One of the basic things about "files" is to understand that we have two general types of data files - flat files and databases. Definitions that you need to know are:
1. field - an individual piece of information - such as last name, first name, city, zip, number of dependents, etc.
2. record - a group of related fields - such as a record for STUDENT (all of the fields pertaining to student information) or COURSE (all of the fields pertaining to courses)
3. data file - a group of related records - the whole group of students at Kennesaw State University - there will be an individual record for each enrolled student - and the whole group of those records is the data file
We define the "type" of the flat file by two things:
a. How the records are physically stored in the file (data structure)
b. How we retrieve the records from the file
The types of flat files (data structures) are:
1. Sequential files - where one record is physically stored one right after the other (think old cassette tape) - to get to record number 6 - you have to physically "read" through records 1 through 5 to get there (no jumping); we retrieve the records one record at a time in order (sequentially); these can be stored on any physical device (tape, disk, drum).
2. Indexed files - records are usually stored in groups (called blocks) on disks or drums (not tape); Indexed files have two major parts - the Index (that points you to the beginning of a particular block of records) and the records themselves stored in blocks. An Indexed Sequential file is one where the blocks of records have the records sequentially stored using a "primary key" field (such as Social Security number, student record number, etc.). We retrieve the records by using the index to point to a particular group of records (block) and then sequentially go through the records until we find the one we want. MUCH faster to retrieve than sequential files (think CDs).
3. Direct files - these files are also stored on disks or drums (not tape) and have an index and records stored in blocks. However, in this case, we usually create the index to point directly to each record. More complex in some ways than the Indexed sequential file structure.
Each of these flat file types is still used by companies. Look at the material included in this module about additional information for these types of files.
One of the problems with flat files is that when a new program is created, developers usually create new flat files to support the program - instead of reusing files already created. This resulted in massive amounts of redundant data (for instance - the social security number (field) might be found in 10-15 different data files). To combat this and other problems, new data structures must be created - thus, Databases!!
Databases were created to eliminate many of the problems of traditional flat files. As there are different types of flat files (data structures - file organizations), there are also different types of databases.

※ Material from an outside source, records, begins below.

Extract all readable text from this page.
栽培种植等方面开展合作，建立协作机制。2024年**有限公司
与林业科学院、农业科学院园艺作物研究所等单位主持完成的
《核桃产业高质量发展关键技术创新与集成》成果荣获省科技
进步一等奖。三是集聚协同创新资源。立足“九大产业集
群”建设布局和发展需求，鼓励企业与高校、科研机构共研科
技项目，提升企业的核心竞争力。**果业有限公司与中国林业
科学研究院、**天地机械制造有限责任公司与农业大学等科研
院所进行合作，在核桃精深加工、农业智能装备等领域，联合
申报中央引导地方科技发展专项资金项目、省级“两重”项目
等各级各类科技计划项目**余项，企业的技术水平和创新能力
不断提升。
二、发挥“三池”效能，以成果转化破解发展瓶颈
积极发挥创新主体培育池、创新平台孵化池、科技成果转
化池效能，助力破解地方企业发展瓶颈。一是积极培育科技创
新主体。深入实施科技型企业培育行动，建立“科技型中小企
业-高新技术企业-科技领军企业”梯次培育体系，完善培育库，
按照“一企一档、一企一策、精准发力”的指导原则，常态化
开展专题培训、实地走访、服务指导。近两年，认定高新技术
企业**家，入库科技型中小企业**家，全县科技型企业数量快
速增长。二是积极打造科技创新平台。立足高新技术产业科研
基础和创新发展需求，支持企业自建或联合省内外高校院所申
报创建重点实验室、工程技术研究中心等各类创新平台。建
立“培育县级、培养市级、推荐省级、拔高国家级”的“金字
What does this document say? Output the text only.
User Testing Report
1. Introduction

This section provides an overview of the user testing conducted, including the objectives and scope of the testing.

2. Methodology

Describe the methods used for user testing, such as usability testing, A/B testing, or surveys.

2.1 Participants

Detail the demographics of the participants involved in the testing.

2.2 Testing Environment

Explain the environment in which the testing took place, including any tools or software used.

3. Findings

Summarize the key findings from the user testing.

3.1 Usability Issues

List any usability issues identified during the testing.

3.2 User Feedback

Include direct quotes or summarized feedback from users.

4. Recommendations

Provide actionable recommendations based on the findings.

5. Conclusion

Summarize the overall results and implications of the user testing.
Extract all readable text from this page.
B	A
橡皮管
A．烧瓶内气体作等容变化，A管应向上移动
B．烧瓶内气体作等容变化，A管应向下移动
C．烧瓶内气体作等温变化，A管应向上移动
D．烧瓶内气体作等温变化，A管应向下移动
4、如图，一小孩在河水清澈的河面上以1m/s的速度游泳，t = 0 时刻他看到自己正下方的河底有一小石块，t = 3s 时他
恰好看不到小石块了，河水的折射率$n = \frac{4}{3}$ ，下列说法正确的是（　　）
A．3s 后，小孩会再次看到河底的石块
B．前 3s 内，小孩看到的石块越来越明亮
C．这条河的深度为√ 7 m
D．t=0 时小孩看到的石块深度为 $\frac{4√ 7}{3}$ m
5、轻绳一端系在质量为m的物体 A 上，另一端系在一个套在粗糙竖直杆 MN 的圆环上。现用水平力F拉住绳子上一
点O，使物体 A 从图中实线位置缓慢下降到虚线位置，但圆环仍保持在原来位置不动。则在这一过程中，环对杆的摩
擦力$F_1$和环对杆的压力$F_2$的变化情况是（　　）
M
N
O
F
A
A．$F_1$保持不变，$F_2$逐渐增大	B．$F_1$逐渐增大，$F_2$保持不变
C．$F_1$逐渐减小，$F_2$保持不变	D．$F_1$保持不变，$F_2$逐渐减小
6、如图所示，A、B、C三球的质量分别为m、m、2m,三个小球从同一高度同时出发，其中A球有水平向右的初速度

"Hierarchy" Database | The file structure for this type of database was an indexed file. The largest hierarchy database was created by IBM - IMS and is still in existence today. |
"Network" Database | (nothing to do with networking). The file structure for this type of database was a linked list. This type of database did not last very long as the IBM hierarchy database structure took over |
Relational" Database | The file structure for this type of database was a two-dimensional table (rows and columns). This is the most common type of database structure. |
Object-Oriented Database | The file structure for this type of database is an object. |
NoSQL Database | A NoSQL database has a hierarchy similar to a file folder system, and the data within it is unstructured or non-relational. This lack of structure allows them to process larger amounts of data quickly and makes it easier to expand in the future. Cloud computing regularly makes use of NoSQL databases. |